We wrote not long ago about the robust state of the Australian economy.
In spite of a strong Aussie dollar causing problems for exporters and the drop in metals prices taking the shine off mining investments, we saw long-term strength in the country’s LNG sector as a compensating factor, maintaining high inward investment and robust overall GDP growth.
But of course, saying on average the economy is doing well is a bit like saying a man with his head in the oven and his feet in the freezer is on average at a middling temperature.
Within Australia’s commodities sector there are winners and losers, so while we come to terms with what some are suggesting is a new normal of slower, more sustainable Asian growth, let’s focus more specifically on what is happening to the metals sector of the region’s largest supplier.
A Reuters report points to a sudden deterioration in employment in the Australian mining sector as evidence that miners are reacting rapidly to the drop in demand from China.
Government data out last Thursday covering the three months to August showed jobs in the mining sector fell by a net 4,600, following an increase of 25,500 in the three months to May.
Total employment in the industry was still up 44,600 on the same period last year, but it was the first quarterly drop since mid-2009 and suggests a peak may have been reached and the trend rapidly reversed.
Even though mining makes up only 2 percent of the workforce, they are highly paid jobs and have been rising, up 133,000 since 2007, while those in manufacturing had been falling, down 65,000 over the same period.

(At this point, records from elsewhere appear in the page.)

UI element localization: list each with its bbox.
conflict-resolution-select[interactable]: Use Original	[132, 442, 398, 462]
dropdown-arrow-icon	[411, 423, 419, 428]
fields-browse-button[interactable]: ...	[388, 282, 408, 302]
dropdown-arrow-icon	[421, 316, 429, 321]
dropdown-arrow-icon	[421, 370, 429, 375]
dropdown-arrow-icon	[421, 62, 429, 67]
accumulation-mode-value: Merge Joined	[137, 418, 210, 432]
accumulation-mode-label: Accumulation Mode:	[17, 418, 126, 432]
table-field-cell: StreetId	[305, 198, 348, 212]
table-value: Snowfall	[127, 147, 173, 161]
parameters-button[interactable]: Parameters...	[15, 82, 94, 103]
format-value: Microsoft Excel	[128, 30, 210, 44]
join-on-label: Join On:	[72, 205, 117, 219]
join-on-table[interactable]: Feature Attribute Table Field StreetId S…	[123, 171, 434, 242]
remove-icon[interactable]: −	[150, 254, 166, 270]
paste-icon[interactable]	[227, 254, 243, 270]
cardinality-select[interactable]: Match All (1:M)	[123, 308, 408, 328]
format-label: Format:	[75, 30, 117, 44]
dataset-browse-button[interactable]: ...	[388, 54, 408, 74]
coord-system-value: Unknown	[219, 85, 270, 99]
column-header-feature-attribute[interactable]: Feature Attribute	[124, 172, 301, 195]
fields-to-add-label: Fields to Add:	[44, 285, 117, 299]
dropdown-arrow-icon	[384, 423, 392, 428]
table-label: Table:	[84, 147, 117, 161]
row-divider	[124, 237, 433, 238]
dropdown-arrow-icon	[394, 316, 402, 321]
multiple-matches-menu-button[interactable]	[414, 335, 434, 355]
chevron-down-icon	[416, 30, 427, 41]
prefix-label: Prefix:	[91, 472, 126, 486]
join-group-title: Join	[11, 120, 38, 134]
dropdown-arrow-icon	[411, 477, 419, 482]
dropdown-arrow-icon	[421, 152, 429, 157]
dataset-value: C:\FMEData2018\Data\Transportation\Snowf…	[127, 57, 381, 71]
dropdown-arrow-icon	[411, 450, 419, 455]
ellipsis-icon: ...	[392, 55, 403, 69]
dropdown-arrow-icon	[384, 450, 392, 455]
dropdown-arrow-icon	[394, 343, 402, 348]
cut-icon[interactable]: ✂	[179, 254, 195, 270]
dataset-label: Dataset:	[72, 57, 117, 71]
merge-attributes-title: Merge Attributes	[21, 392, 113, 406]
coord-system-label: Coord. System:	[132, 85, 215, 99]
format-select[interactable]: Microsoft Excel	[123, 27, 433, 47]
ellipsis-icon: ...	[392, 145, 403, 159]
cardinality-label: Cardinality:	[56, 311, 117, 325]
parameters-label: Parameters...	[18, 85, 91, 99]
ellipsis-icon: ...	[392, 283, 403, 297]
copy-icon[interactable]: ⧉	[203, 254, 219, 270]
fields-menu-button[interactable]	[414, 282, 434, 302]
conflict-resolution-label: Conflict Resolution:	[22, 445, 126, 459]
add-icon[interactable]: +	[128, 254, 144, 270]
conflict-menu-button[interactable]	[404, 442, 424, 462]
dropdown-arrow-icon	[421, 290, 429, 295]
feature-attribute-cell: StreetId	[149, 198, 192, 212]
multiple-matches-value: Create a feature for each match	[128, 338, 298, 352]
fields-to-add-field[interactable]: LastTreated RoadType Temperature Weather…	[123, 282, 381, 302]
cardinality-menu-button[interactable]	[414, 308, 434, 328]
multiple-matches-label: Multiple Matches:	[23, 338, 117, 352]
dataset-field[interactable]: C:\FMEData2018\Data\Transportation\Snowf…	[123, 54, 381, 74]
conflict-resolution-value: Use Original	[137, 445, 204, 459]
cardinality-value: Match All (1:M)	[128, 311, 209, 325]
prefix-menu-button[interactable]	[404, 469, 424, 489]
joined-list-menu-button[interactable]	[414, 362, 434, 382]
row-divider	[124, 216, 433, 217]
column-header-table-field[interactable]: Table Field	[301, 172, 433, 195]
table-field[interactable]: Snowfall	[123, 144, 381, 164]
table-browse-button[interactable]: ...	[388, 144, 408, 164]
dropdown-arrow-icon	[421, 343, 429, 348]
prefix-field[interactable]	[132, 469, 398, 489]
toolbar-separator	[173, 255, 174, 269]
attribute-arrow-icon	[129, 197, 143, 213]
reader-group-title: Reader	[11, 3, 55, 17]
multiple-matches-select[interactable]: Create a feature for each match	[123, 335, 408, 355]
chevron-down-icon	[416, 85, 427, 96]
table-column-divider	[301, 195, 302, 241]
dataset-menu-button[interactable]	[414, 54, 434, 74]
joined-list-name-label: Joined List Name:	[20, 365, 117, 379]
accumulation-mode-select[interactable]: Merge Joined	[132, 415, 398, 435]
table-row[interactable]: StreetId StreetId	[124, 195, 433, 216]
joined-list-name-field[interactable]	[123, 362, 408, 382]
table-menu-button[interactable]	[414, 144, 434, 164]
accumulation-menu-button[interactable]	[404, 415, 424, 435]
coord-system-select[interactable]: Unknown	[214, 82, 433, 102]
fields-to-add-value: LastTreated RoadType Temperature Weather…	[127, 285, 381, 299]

Observers fear the industry is at a tipping point, with project cancellations or delays seen so far being only the tip of an iceberg that has yet to reveal itself as projects are reviewed by lenders fearful at the collapse in metals prices.
Among those already delayed are BHP’s Olympic Dam copper mine expansion, its Outer Harbour iron ore expansion, and its Peak Downs coking coal expansion, together worth over $40 billion.
Meanwhile Fortescue Metals Group, which had planned to triple iron ore output to 155 million tons a year by mid-2013, did an about turn last week, delaying nearly half that expansion to save $1.6 billion.
Resources Minister Martin Ferguson told reporters he expected further announcements. Projects at risk include 33 iron ore programs with a combined capacity of 465 million tons, equivalent to about a year of Australia’s output, and 73 coal projects with a combined capacity of 522 million tons, 50 percent more than produced in 2011.
The minster recognized that LNG projects would to some extent make up for the sharp drop in inward investment in the mining sector; what has caught the industry and government by surprise is the speed of the change.
The fall in mining investment cannot be made up overnight by an increase in the energy sector. In the meantime, many are praying the current bounce in prices forms a new upward trend, but investors do not appear to be banking on it.